Pumping Iron in Denmark and on Channel 9

Harry Pierson, IronPython program manager, has now returned in triumph from his world tour. The world tour included a series of talks at Danish universities and the Copenhagen .NET user group.
 At each of these universities, I did two talks. The first was Pumping Iron: The State of Dynamic Languages on the .NET Framework. That’s the one in the Channel 9 video. The other talk was Developing with the DLR, which I’ve posted to my Skydrive. That talk was more focused on the CLR and DLR as a platform for language development. If there’s interest (leave a comment), I’ll record audio for that presentation and post it up on SlideShare or something like that.
If you aren't prepared to take Harry's word that it went well, here is a blog entry from Allan Juhl Petersen who attended one of the presentations:
I had the pleasure of attending Harry Piersons TechTalk at Microsoft Development Center Copenhagen (MDCC) on IronPython.
IronPython is a new member of the .NET family, based on the programming language Python. The Iron part has become known as It-Runs-On-.NET.
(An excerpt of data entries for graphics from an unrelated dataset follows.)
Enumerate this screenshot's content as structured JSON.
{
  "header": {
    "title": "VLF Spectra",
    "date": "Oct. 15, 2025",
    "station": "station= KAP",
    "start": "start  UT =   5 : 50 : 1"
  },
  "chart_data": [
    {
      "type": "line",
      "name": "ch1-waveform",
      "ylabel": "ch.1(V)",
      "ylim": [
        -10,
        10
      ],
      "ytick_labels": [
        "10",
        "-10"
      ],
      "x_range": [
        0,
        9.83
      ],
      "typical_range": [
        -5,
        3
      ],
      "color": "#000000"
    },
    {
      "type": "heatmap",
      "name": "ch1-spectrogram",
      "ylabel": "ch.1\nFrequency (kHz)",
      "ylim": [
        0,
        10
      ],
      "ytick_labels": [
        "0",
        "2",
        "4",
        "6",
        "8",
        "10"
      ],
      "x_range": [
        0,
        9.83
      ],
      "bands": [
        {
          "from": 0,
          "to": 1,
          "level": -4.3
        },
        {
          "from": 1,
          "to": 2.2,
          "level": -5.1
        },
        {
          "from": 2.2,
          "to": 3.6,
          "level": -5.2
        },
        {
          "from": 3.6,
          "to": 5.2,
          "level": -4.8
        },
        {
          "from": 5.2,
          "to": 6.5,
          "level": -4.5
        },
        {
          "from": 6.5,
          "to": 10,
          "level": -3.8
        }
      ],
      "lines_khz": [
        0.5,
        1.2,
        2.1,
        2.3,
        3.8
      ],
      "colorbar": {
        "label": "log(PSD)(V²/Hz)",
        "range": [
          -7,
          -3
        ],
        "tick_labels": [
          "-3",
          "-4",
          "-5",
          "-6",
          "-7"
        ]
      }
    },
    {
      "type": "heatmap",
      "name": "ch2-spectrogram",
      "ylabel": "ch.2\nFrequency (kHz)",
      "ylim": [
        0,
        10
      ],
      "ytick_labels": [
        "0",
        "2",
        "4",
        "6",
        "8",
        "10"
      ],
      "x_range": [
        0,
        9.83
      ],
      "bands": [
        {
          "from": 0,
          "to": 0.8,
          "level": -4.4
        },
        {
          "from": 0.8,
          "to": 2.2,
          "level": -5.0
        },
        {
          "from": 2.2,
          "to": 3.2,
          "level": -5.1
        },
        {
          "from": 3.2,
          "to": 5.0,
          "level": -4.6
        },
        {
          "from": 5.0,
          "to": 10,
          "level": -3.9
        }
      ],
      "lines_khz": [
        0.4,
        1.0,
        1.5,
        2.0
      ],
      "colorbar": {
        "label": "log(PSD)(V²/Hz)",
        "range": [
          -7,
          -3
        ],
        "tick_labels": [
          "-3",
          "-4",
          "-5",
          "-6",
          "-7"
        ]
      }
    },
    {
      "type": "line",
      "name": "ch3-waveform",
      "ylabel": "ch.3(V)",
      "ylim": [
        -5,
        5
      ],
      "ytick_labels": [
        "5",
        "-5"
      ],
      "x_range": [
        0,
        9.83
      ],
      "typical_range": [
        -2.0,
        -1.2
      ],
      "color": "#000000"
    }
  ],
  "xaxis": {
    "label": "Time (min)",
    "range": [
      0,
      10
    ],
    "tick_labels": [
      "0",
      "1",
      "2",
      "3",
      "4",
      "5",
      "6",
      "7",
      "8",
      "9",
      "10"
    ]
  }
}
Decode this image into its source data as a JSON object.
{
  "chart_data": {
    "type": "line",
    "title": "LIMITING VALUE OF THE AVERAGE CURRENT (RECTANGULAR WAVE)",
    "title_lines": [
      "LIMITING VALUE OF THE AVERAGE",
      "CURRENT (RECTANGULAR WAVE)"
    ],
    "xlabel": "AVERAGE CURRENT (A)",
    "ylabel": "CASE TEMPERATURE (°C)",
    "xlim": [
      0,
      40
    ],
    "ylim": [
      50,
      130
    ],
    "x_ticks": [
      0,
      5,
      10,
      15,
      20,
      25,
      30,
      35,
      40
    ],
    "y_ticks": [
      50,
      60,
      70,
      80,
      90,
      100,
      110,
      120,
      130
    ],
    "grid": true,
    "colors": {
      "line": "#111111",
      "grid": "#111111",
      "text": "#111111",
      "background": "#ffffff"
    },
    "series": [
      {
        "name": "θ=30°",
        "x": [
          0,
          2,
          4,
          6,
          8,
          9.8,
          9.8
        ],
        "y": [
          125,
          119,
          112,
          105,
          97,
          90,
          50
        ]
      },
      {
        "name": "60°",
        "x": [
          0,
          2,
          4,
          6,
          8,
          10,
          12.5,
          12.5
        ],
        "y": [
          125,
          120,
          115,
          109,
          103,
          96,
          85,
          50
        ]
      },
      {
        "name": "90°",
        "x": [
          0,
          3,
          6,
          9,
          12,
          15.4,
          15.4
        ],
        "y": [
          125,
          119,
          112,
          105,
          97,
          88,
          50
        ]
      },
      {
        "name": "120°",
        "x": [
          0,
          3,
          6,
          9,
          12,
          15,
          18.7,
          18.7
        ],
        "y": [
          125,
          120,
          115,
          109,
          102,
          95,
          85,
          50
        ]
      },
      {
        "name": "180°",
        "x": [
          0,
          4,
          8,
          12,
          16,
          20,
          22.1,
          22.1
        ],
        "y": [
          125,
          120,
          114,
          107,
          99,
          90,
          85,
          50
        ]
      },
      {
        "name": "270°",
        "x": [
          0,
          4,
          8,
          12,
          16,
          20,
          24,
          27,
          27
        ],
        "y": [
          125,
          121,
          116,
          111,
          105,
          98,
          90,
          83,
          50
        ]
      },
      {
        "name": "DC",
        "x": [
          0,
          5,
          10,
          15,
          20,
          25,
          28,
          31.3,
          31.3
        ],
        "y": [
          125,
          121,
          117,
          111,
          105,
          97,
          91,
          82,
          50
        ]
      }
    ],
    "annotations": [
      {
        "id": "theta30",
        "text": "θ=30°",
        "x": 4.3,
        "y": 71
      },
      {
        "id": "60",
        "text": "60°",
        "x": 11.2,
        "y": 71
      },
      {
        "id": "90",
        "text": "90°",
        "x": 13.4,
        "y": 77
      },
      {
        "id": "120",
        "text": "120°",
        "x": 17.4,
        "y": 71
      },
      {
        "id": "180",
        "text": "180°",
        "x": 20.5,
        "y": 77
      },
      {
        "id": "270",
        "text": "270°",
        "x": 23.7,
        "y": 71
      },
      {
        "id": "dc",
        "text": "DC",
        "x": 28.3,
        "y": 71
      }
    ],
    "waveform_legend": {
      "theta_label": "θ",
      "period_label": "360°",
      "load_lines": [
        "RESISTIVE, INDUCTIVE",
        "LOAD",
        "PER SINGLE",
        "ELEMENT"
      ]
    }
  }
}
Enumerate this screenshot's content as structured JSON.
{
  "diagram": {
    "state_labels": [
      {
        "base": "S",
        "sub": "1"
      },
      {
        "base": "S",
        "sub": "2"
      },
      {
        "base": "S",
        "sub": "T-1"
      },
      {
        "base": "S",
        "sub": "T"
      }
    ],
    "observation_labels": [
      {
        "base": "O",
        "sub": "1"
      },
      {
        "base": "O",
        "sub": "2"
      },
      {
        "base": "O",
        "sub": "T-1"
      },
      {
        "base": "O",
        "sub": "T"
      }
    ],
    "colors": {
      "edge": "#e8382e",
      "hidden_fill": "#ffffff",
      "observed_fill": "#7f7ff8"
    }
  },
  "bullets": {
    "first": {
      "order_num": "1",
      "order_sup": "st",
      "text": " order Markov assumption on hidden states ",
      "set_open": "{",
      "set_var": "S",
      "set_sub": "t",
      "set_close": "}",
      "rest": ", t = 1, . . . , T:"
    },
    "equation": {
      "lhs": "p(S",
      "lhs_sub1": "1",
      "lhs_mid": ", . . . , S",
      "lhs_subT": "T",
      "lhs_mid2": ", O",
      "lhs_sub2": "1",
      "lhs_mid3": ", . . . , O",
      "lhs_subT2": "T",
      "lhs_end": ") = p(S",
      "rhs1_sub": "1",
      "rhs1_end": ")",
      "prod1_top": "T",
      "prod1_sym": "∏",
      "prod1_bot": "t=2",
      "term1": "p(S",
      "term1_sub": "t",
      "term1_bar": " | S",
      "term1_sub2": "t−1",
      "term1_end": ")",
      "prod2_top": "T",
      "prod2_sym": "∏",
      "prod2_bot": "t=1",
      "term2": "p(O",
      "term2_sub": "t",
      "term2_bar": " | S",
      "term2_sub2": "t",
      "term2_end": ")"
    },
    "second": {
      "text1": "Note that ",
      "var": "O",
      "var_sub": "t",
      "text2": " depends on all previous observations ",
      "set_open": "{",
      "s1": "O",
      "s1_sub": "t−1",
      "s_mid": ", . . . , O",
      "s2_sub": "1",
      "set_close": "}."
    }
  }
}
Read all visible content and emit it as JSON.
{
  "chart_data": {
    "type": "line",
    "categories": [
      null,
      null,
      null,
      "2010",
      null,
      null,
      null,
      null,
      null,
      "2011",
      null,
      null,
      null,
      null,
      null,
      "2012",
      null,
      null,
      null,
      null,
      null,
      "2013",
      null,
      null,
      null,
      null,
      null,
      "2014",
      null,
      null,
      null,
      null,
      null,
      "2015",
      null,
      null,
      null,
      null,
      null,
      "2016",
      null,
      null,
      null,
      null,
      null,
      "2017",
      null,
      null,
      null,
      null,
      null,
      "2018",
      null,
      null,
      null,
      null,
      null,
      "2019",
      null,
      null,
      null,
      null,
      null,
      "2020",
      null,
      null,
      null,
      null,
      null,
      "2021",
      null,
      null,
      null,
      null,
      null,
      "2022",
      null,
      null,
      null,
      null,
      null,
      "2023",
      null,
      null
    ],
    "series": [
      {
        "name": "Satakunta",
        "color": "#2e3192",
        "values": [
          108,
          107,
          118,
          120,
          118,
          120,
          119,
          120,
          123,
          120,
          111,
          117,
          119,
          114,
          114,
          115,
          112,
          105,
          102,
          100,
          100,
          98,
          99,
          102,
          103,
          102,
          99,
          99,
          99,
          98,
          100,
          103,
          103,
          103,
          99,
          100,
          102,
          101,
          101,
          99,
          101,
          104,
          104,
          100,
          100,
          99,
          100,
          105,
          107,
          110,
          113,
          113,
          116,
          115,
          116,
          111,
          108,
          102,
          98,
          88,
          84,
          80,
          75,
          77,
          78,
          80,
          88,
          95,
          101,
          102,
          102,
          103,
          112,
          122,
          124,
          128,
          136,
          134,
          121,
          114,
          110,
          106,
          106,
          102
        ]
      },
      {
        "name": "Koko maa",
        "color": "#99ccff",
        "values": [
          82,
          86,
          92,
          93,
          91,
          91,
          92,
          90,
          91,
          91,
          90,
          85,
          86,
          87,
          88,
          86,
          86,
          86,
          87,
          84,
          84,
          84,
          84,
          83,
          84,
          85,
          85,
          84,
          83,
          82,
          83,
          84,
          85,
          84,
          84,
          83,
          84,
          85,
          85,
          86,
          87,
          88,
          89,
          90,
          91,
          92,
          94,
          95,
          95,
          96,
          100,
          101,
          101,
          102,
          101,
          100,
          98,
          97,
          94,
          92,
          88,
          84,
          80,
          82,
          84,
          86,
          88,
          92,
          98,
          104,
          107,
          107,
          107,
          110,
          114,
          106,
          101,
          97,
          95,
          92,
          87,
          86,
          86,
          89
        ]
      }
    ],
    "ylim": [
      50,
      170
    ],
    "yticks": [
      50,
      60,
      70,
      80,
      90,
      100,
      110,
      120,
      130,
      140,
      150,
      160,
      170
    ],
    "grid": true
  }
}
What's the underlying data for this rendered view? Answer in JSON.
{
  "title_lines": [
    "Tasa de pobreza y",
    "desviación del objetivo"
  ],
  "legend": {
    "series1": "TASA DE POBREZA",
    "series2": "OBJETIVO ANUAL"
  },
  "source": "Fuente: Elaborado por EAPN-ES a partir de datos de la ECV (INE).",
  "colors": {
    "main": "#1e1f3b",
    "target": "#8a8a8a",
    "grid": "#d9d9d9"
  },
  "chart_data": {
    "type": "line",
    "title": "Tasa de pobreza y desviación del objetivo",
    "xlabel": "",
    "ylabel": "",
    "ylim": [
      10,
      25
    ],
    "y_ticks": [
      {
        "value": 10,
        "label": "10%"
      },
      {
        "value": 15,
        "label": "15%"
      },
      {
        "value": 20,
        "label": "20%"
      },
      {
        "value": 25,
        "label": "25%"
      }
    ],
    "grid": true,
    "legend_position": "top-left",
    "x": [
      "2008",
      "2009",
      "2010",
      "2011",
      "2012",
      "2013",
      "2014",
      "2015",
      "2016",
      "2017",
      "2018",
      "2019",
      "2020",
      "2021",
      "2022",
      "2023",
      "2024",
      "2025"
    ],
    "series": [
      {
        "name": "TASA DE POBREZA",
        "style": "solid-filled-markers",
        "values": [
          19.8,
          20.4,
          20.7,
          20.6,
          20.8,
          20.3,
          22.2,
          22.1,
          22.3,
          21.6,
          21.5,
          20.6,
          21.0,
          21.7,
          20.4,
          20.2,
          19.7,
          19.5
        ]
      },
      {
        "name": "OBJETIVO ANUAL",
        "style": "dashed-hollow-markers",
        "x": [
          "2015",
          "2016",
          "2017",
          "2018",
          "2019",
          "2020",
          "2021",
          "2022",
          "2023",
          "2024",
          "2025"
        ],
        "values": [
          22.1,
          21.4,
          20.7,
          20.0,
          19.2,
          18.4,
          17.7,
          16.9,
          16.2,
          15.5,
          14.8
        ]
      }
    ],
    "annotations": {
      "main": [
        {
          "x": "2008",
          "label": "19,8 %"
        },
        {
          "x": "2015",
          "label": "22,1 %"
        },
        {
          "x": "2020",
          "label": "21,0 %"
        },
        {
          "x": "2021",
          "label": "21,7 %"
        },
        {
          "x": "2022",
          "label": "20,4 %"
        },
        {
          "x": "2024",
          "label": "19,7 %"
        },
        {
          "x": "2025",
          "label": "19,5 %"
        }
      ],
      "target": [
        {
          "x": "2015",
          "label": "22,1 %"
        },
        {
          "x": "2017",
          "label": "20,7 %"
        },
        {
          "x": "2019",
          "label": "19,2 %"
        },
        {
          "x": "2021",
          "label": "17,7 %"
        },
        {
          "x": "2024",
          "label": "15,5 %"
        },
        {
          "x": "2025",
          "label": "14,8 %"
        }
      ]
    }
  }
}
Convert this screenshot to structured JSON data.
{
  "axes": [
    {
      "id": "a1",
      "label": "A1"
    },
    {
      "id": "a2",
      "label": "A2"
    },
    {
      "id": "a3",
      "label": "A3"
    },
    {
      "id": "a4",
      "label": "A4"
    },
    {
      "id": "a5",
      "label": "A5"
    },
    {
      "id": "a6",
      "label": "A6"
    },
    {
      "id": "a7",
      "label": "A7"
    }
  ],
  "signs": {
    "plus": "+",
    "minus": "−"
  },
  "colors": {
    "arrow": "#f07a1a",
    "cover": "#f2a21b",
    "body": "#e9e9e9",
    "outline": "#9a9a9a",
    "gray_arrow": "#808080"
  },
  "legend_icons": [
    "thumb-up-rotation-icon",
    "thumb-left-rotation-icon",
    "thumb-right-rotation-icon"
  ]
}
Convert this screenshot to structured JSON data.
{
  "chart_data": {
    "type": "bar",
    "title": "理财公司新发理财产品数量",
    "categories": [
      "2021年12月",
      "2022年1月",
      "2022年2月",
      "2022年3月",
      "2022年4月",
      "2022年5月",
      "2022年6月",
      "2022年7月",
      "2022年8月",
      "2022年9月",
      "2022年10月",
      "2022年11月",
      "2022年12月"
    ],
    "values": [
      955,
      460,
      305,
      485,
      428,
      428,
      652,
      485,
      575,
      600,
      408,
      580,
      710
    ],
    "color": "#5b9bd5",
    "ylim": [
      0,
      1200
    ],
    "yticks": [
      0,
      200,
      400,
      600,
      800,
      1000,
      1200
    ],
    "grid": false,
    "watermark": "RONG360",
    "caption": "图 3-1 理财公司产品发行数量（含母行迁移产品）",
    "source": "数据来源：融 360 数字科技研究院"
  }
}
 A video of the presentation is up on Channel 9:
As is commonly known, Microsoft is developing IronPython and IronRuby, .NET implementations of the popular open-source programming languages Python and Ruby.

While it is clear that Microsoft wants to attract existing Python and Ruby developers to .NET, the role of IronPython and IronRuby for existing .NET developers is less clear. What value is there for a .NET developer in learning IronPython? What are the tradeoffs between IronRuby and a more traditional .NET language like C# or VB? Harry Pierson, new PM for IronPython, will discuss where dynamic . languages fit in the.NET developers toolbox.
Whilst browsing Channel 9 I discovered another DLR related video that I'd not seen before. This is an interview with Kevin Hazzard, who has featured several times on this blog:
In this interview Kevin Hazzard, C# MVP based in Richmond, Virginia, discusses with Zhiming Xue dynamic languages like Python and Ruby, the Dynamic Language Runtime (DLR) from Microsoft and the next generation of C# that’s becoming a dynamic language.  He explains that the DLR as “the language of languages” defines the boundaries between languages and what’s required for those languages to interoperate with each other and that the DLR as a centerpiece of the .NET Framework 4.0 provides a dynamic dispatch mechanism that elegantly addresses the interoperability problems that we've been working hard to solve since the days of RPC and COM.